Meski demikian, kata dia, krisis Rohingya lebih merupakan krisis yang lebih besar didorong oleh dinamika politik dalam negeri Myanmar. Dengan demikian, potensi gangguan keamanan terhadap kawasan tidak akan menyebar sebagaimana penyebaran kelompok ideologis ISIS.

Namun, lanjutnya, antisipasi tetap harus dilakukan karena biasanya kelompok seperti ISIS menjadikan wilayah konflik sebagai sasaran mereka untuk mengumbar radikalismenya.

"Yang pasti akan makin banyak pencari suaka ke Indonesia dan sejumlah kawasan lain. Para pencari suaka adalah problem human security dan kewajiban negara-negara untuk mencari resolusi terbaik bagi Rohingya," kata Hendardi.

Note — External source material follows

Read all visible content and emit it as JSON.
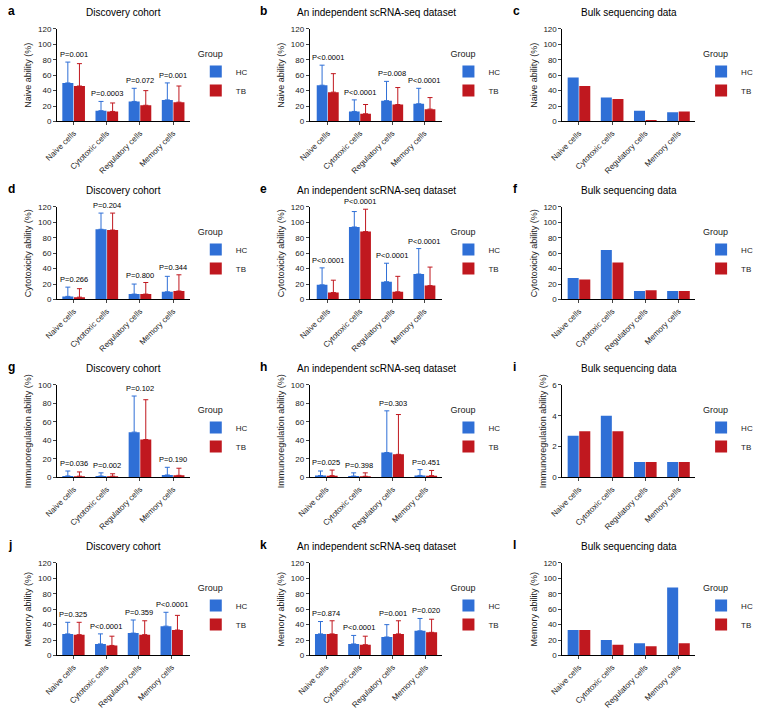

Hendardi mengindikasikan keterlibatan tentara Myanmar dalam krisis Rohingya, dan itu menjadi bukti bahwa kekerasan itu dipelopori oleh negara. Karena itu, selain intervensi kemanusiaan, advokasi Myanmar juga sangat dimungkinkan karena genosida merupakan salah satu kejahatan internasional yang termasuk kompetensi absolut International Criminal Court (ICC) dengan yurisdiksi internasional.

"Atas nama kemanusiaan, pemerintah Indonesia harus menjadi pelopor penanganan Rohingya," tandas Hendardi.